Africa’s fintech sector has reached a new inflection point as the Visa Africa Fintech Accelerator has now supported 104 startups across five cohorts, collectively representing an estimated $1.4 billion valuation, underscoring the accelerating scale of digital finance innovation on the continent.
The milestone was announced during Demo Day at GITEX Africa in Marrakech, where 18 high-growth fintech startups from 10 African countries were showcased to investors, corporates and ecosystem stakeholders.
The accelerator run by Visa has become one of the continent’s most visible corporate-backed startup platforms, designed to fast-track fintech growth through mentorship, infrastructure access and commercial partnership opportunities.
Since launch, the programme has evolved beyond startup incubation into what Visa describes as an ecosystem connector, linking founders with financial infrastructure providers, payment rails and cross-border partners.
“What makes Africa’s fintech story so powerful is the growing spirit of partnership across founders, enablers, and industry leaders,” said Godfrey Sullivan, Senior Vice President and Head of Product and Solutions for Central and Eastern Europe, Middle East and Africa at Visa.
“As the Visa Africa Fintech Accelerator surpasses 100 startups supported, we are seeing firsthand how collaboration can help drive scale, expand financial access, and shape the future of digital commerce across the continent.”
Africa’s fintech expansion moves from isolation to integration
The latest cohort reflects the breadth of Africa’s financial technology landscape, spanning 28 markets and covering payments, credit infrastructure, savings products and digital financial services.
While early-stage African fintech was once characterised by fragmented innovation, the current phase is defined by interoperability and cross-company partnerships, increasingly enabled by shared infrastructure and global payment networks.
That shift is visible in a growing number of collaborations between accelerator alumni.
In Morocco, Zambia-based fintech Zazu (Cohort 4) is partnering with Chari (Cohort 1) to launch a neobank targeting SMEs, leveraging issuance capabilities developed through Visa-supported infrastructure.
Meanwhile, Credable (Cohort 3), which operates across Kenya, Tanzania and Zambia, is working with Onafriq to expand access to digital credit and savings products using Visa’s Flexible Credential framework.
Other alumni are expanding beyond the continent.
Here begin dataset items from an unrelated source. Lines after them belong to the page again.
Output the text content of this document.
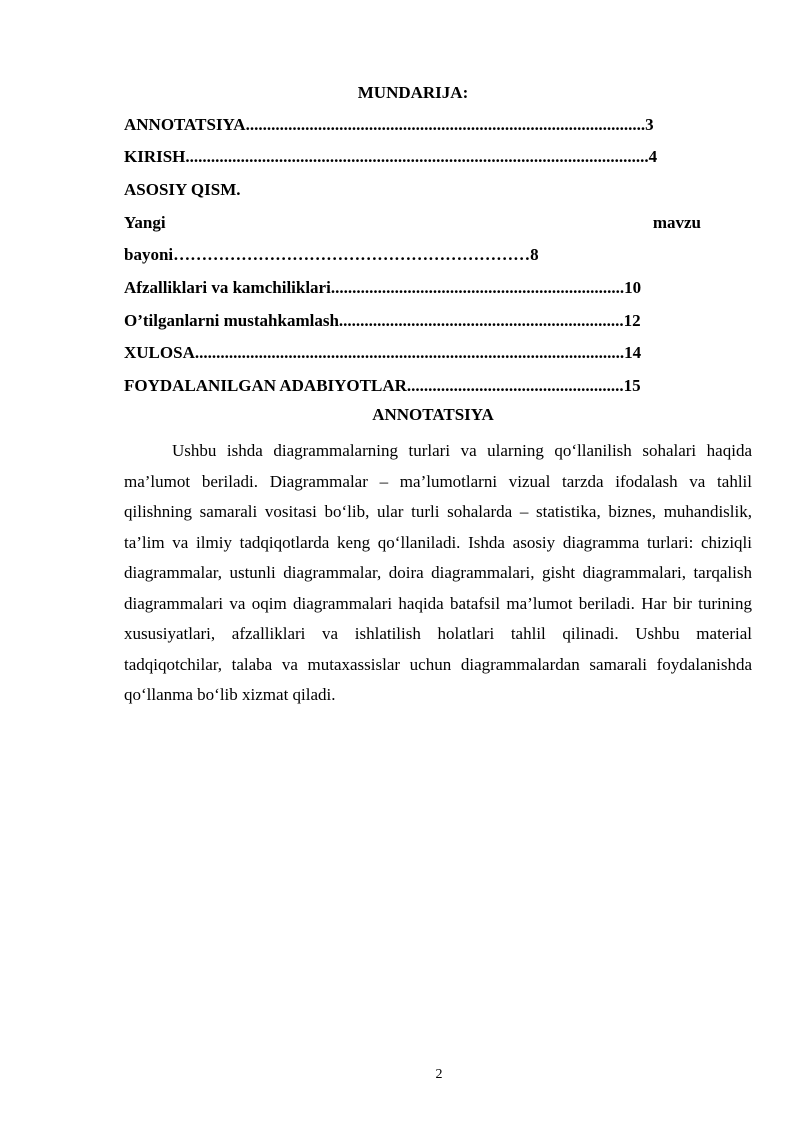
MUNDARIJA:
ANNOTATSIYA..............................................................................................3
KIRISH.............................................................................................................4
ASOSIY QISM.
Yangi	mavzu
bayoni………………………………………………………8
Afzalliklari va kamchiliklari.....................................................................10
O’tilganlarni mustahkamlash...................................................................12
XULOSA.....................................................................................................14
FOYDALANILGAN ADABIYOTLAR...................................................15
ANNOTATSIYA

Ushbu ishda diagrammalarning turlari va ularning qo‘llanilish sohalari haqida ma’lumot beriladi. Diagrammalar – ma’lumotlarni vizual tarzda ifodalash va tahlil qilishning samarali vositasi bo‘lib, ular turli sohalarda – statistika, biznes, muhandislik, ta’lim va ilmiy tadqiqotlarda keng qo‘llaniladi. Ishda asosiy diagramma turlari: chiziqli diagrammalar, ustunli diagrammalar, doira diagrammalari, gisht diagrammalari, tarqalish diagrammalari va oqim diagrammalari haqida batafsil ma’lumot beriladi. Har bir turining xususiyatlari, afzalliklari va ishlatilish holatlari tahlil qilinadi. Ushbu material tadqiqotchilar, talaba va mutaxassislar uchun diagrammalardan samarali foydalanishda qo‘llanma bo‘lib xizmat qiladi.

2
Kredete is scaling a stablecoin-linked card product into Gulf markets, while MoneyHash has signed a multi-year integration with Visa’s Cybersource to broaden payment acceptance across the Middle East and North Africa.
The accelerator’s five cohorts have collectively produced more than 100 supported startups, a threshold that signals a shift from experimental programming to institutional pipeline building.
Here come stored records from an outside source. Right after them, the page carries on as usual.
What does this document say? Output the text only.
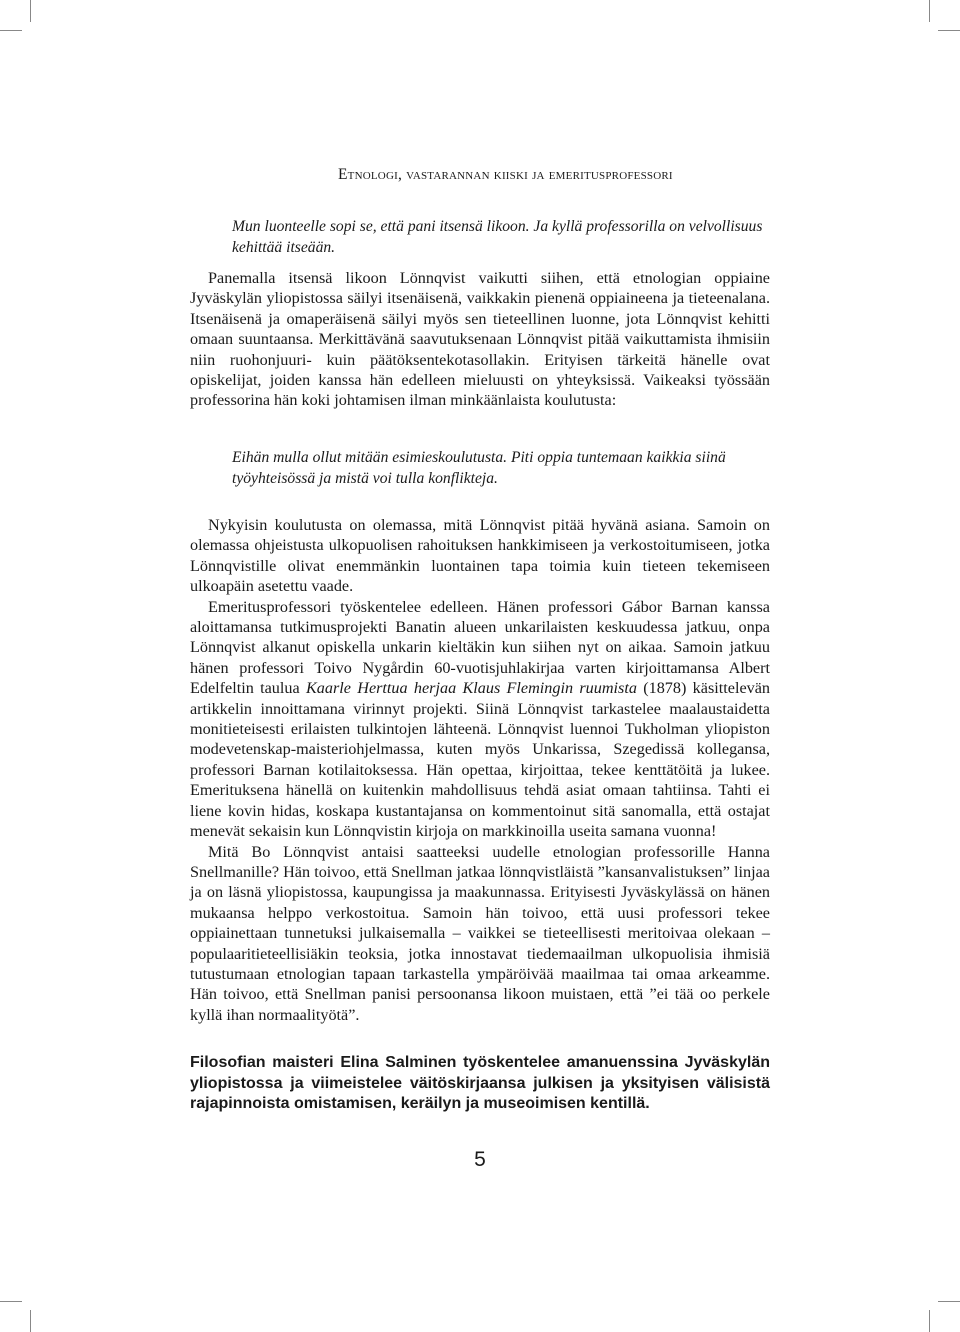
Etnologi, vastarannan kiiski ja emeritusprofessori

Mun luonteelle sopi se, että pani itsensä likoon. Ja kyllä professorilla on velvollisuus kehittää itseään.

Panemalla itsensä likoon Lönnqvist vaikutti siihen, että etnologian oppiaine Jyväskylän yliopistossa säilyi itsenäisenä, vaikkakin pienenä oppiaineena ja tieteenalana. Itsenäisenä ja omaperäisenä säilyi myös sen tieteellinen luonne, jota Lönnqvist kehitti omaan suuntaansa. Merkittävänä saavutuksenaan Lönnqvist pitää vaikuttamista ihmisiin niin ruohonjuuri- kuin päätöksentekotasollakin. Erityisen tärkeitä hänelle ovat opiskelijat, joiden kanssa hän edelleen mieluusti on yhteyksissä. Vaikeaksi työssään professorina hän koki johtamisen ilman minkäänlaista koulutusta:

Eihän mulla ollut mitään esimieskoulutusta. Piti oppia tuntemaan kaikkia siinä työyhteisössä ja mistä voi tulla konflikteja.

Nykyisin koulutusta on olemassa, mitä Lönnqvist pitää hyvänä asiana. Samoin on olemassa ohjeistusta ulkopuolisen rahoituksen hankkimiseen ja verkostoitumiseen, jotka Lönnqvistille olivat enemmänkin luontainen tapa toimia kuin tieteen tekemiseen ulkoapäin asetettu vaade.

Emeritusprofessori työskentelee edelleen. Hänen professori Gábor Barnan kanssa aloittamansa tutkimusprojekti Banatin alueen unkarilaisten keskuudessa jatkuu, onpa Lönnqvist alkanut opiskella unkarin kieltäkin kun siihen nyt on aikaa. Samoin jatkuu hänen professori Toivo Nygårdin 60-vuotisjuhlakirjaa varten kirjoittamansa Albert Edelfeltin taulua Kaarle Herttua herjaa Klaus Flemingin ruumista (1878) käsittelevän artikkelin innoittamana virinnyt projekti. Siinä Lönnqvist tarkastelee maalaustaidetta monitieteisesti erilaisten tulkintojen lähteenä. Lönnqvist luennoi Tukholman yliopiston modevetenskap-maisteriohjelmassa, kuten myös Unkarissa, Szegedissä kollegansa, professori Barnan kotilaitoksessa. Hän opettaa, kirjoittaa, tekee kenttätöitä ja lukee. Emerituksena hänellä on kuitenkin mahdollisuus tehdä asiat omaan tahtiinsa. Tahti ei liene kovin hidas, koskapa kustantajansa on kommentoinut sitä sanomalla, että ostajat menevät sekaisin kun Lönnqvistin kirjoja on markkinoilla useita samana vuonna!

Mitä Bo Lönnqvist antaisi saatteeksi uudelle etnologian professorille Hanna Snellmanille? Hän toivoo, että Snellman jatkaa lönnqvistläistä ”kansanvalistuksen” linjaa ja on läsnä yliopistossa, kaupungissa ja maakunnassa. Erityisesti Jyväskylässä on hänen mukaansa helppo verkostoitua. Samoin hän toivoo, että uusi professori tekee oppiainettaan tunnetuksi julkaisemalla – vaikkei se tieteellisesti meritoivaa olekaan – populaaritieteellisiäkin teoksia, jotka innostavat tiedemaailman ulkopuolisia ihmisiä tutustumaan etnologian tapaan tarkastella ympäröivää maailmaa tai omaa arkeamme. Hän toivoo, että Snellman panisi persoonansa likoon muistaen, että ”ei tää oo perkele kyllä ihan normaalityötä”.

Filosofian maisteri Elina Salminen työskentelee amanuenssina Jyväskylän yliopistossa ja viimeistelee väitöskirjaansa julkisen ja yksityisen välisistä rajapinnoista omistamisen, keräilyn ja museoimisen kentillä.

5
With African fintech investment having slowed from its 2021–2022 peak, corporate-led programmes such as Visa’s are increasingly filling a structural gap between early-stage innovation and scale-stage capital.
Industry data suggests that while deal volumes have moderated, average ticket sizes and later-stage funding rounds are rising, an indication that investors are prioritising scale-ready, revenue-generating fintechs over early experimentation.
From inclusion to infrastructure
Visa says its role is evolving from startup support to infrastructure enablement embedding fintechs into global payment systems and accelerating access to digital commerce rails.
The accelerator model reflects a broader continental trend: fintech is no longer viewed solely as a financial inclusion tool, but as core economic infrastructure underpinning trade, payments and SME growth.
Across Africa, digital payments adoption continues to rise rapidly, driven by mobile money penetration, SME digitisation and cross-border trade integration under frameworks such as the African Continental Free Trade Area (AfCFTA).
A maturing ecosystem with global reach
Applications are now open for the sixth cohort, with fintech startups across Africa invited to apply before May 17, 2026.
The programme’s expansion signals that African fintech is entering a consolidation phase where ecosystem collaboration, infrastructure integration and regional expansion are becoming more important than standalone innovation.
For founders, the opportunity is shifting from building isolated products to plugging into global financial systems.
For investors, Africa’s fintech story is no longer emerging. It is scaling.